ClusterFuzzLite works alongside OSS-Fuzz, a program developed by Google to provide continuous fuzzing for select core open-source software projects. Since the release of OSS-Fuzz in 2016, it has led to the detection and repair of more than 6,500 vulnerabilities and 21,000 functional bugs across more than 500 critical open-source projects.

Google said large projects such as systemd, the user process management service on the Linux operating system, and curl, a command-line tool and library for transferring data, are already using ClusterFuzzLite during code review.

Image: Google

“When the human reviewers nod and have approved the code and your static code analyzers and linters can’t detect any more issues, fuzzing is what takes you to the next level of code maturity and robustness,” said Daniel Stenberg, author of curl. “OSS-Fuzz and ClusterFuzzLite help us maintain curl as a quality project, around the clock, every day and every commit.”

ClusterFuzzLite makes it simpler to integrate fuzzing into any project workflow and makes fuzz testing an essential standard during commits.

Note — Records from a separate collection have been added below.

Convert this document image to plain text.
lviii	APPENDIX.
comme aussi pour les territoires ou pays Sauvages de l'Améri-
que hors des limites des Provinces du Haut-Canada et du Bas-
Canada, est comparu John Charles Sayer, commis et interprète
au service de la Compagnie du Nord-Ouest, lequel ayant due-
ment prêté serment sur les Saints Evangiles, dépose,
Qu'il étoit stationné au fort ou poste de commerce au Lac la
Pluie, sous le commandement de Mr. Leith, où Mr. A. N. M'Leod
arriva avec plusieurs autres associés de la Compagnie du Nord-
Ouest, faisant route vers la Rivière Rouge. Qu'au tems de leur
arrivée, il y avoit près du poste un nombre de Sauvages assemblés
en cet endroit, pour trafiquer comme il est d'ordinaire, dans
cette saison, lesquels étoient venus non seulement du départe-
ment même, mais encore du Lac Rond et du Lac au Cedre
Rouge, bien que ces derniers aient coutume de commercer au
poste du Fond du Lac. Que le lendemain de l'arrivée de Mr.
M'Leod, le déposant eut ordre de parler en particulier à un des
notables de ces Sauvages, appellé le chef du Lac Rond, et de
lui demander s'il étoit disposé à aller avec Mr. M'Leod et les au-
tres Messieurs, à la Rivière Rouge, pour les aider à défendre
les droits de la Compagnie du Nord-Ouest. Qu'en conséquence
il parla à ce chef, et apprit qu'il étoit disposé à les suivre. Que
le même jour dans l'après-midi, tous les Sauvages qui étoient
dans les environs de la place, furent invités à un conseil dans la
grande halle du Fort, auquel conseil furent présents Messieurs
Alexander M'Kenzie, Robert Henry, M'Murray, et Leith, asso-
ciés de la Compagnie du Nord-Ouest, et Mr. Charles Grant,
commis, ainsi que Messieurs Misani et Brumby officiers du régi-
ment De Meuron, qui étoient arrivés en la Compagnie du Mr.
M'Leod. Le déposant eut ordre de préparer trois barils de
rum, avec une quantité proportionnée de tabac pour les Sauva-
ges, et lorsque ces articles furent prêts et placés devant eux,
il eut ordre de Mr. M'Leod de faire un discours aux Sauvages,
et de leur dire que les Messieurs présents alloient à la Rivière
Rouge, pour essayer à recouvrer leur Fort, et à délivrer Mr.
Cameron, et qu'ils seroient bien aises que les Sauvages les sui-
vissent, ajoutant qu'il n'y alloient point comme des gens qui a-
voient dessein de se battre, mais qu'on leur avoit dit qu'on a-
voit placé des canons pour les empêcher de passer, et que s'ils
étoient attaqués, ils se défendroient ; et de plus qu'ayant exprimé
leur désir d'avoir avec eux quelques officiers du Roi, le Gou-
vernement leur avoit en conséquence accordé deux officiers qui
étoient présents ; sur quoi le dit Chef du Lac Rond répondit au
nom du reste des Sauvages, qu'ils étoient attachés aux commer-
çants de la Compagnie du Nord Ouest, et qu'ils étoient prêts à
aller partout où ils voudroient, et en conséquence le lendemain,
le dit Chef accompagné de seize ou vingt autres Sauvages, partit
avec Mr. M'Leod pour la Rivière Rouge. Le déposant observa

GitHub users can easily add it into their workflow and fuzz pull requests to catch bugs before code is committed with only a few lines of code. Equally important, it’s easy to set up for closed-source projects as well.

By adding fuzzing during the integration process, bugs in the code can be caught before new code is added to the main codebase. The solution currently supports GitHub Actions, Google Cloud Build and Prow. It was built with continuous integration system extensibility in mind, and the team made it so that adding support for other CI systems is straightforward.

Further information is available on the ClusterFuzzLite documentation page.